The bills cover a wide range of items, from single-use plastics at lodging establishments to blades for wind turbines. | Ververidis Vasilis/Shutterstock

Washington state legislators sent to the governor’s desk a bill that sets up an extended producer responsibility program for batteries. 

SB 5144 passed out of the Senate on March 7 and the House on April 6. It covers portable batteries and, beginning Jan. 1, 2029, medium format batteries, which are primary batteries weighing more than 4.4 pounds but not more than 25.0 pounds and rechargeable batteries weighing more than 11.0 pounds but not more than 25.0 pounds.

It excludes batteries in medical devices, lead-acid batteries that weigh more than 11.0 pounds and embedded batteries that are not intended or designed to be easily removable with no more than commonly used household tools.

The bill prohibits specific point-of-sale fees to consumers to fund the program, instead requiring each producer or battery stewardship organization to cover the full costs. It sets a deadline of July 1, 2026, for battery stewardship organizations to submit plans that propose performance goals, education and outreach, collection site safety training procedures, funding, collection strategies and end markets. 

The targets set in the legislation are a recycling rate of at least 60% for rechargeable batteries and at least 70% for primary batteries, though no deadline is given in the legislation. 
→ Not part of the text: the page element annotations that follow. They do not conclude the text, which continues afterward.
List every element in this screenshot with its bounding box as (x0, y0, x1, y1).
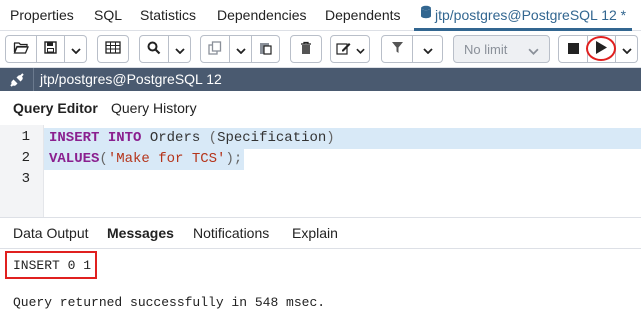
row-limit-select[interactable]: No limit (453, 35, 550, 63)
execute-options-dropdown[interactable] (616, 35, 638, 63)
messages-panel: INSERT 0 1 Query returned successfully i… (0, 249, 641, 331)
paren: ); (225, 151, 243, 167)
tab-explain[interactable]: Explain (292, 218, 338, 249)
connection-bar[interactable]: jtp/postgres@PostgreSQL 12 (0, 68, 641, 91)
tab-sql[interactable]: SQL (94, 0, 122, 31)
find-options-dropdown[interactable] (169, 35, 191, 63)
paste-button[interactable] (252, 35, 280, 63)
sql-keyword: VALUES (49, 151, 100, 167)
find-button[interactable] (139, 35, 169, 63)
filter-button[interactable] (381, 35, 413, 63)
stop-icon (567, 42, 579, 57)
string-literal: 'Make for TCS' (107, 151, 226, 167)
tab-query-tool[interactable]: jtp/postgres@PostgreSQL 12 * (414, 0, 633, 31)
editor-tab-bar: Query Editor Query History (0, 91, 641, 125)
filter-options-dropdown[interactable] (413, 35, 443, 63)
sql-keyword: INTO (107, 130, 142, 146)
connection-divider (33, 68, 34, 91)
pencil-icon (335, 41, 352, 58)
chevron-down-icon (235, 42, 246, 57)
tab-query-history[interactable]: Query History (111, 91, 197, 125)
chevron-down-icon (621, 42, 632, 57)
paren: ( (208, 130, 218, 146)
chevron-down-icon (70, 42, 81, 57)
tab-messages[interactable]: Messages (107, 218, 174, 249)
query-toolbar: No limit (0, 31, 641, 68)
line-number: 3 (21, 171, 30, 187)
tab-data-output[interactable]: Data Output (13, 218, 89, 249)
filter-icon (391, 41, 404, 57)
line-number: 2 (21, 150, 30, 166)
open-file-button[interactable] (5, 35, 37, 63)
code-line-1: INSERT INTO Orders (Specification) (44, 128, 641, 149)
chevron-down-icon (422, 42, 433, 57)
code-line-2: VALUES('Make for TCS'); (44, 149, 641, 170)
chevron-down-icon (528, 43, 539, 58)
table-icon (105, 41, 121, 57)
execute-highlight-circle (586, 36, 616, 61)
search-icon (147, 41, 161, 58)
connection-label: jtp/postgres@PostgreSQL 12 (40, 71, 222, 87)
stop-query-button[interactable] (558, 35, 588, 63)
tab-dependencies[interactable]: Dependencies (217, 0, 307, 31)
sql-editor[interactable]: 1 2 3 INSERT INTO Orders (Specification)… (0, 125, 641, 217)
copy-options-dropdown[interactable] (230, 35, 252, 63)
line-number: 1 (21, 129, 30, 145)
copy-icon (208, 40, 222, 58)
copy-button[interactable] (200, 35, 230, 63)
paren: ( (99, 151, 108, 167)
save-icon (44, 41, 57, 57)
folder-open-icon (13, 41, 29, 57)
tab-notifications[interactable]: Notifications (193, 218, 269, 249)
save-file-button[interactable] (37, 35, 65, 63)
panel-tab-bar: Properties SQL Statistics Dependencies D… (0, 0, 641, 31)
save-options-dropdown[interactable] (65, 35, 87, 63)
row-limit-value: No limit (464, 41, 508, 57)
delete-row-button[interactable] (290, 35, 322, 63)
tab-query-tool-label: jtp/postgres@PostgreSQL 12 * (435, 7, 627, 23)
result-tab-bar: Data Output Messages Notifications Expla… (0, 217, 641, 249)
chevron-down-icon (174, 42, 185, 57)
chevron-down-icon (355, 42, 365, 57)
paren: ) (326, 130, 335, 146)
tab-statistics[interactable]: Statistics (140, 0, 196, 31)
tab-properties[interactable]: Properties (10, 0, 74, 31)
query-result-text: INSERT 0 1 (13, 258, 92, 273)
tab-dependents[interactable]: Dependents (325, 0, 401, 31)
line-number-gutter: 1 2 3 (0, 125, 44, 217)
edit-grid-button[interactable] (97, 35, 129, 63)
database-icon (420, 0, 432, 30)
edit-dropdown-button[interactable] (330, 35, 370, 63)
sql-keyword: INSERT (49, 130, 100, 146)
paste-icon (259, 41, 272, 58)
tab-query-editor[interactable]: Query Editor (13, 91, 98, 125)
column-name: Specification (217, 130, 327, 146)
trash-icon (300, 41, 312, 58)
query-status-text: Query returned successfully in 548 msec. (13, 295, 326, 310)
table-name: Orders (149, 130, 201, 146)
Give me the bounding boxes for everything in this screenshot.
The bill requires at least one permanent collection site within a 15-mile radius for at least 95% of residents and at least one permanent collection site for every 30,000 residents of an urbanized area and for every urban cluster of at least 30,000 residents.

Finally, SB 5144 directs the state Department of Ecology to create preliminary policy recommendations for managing electric vehicle batteries by Nov. 30, 2023.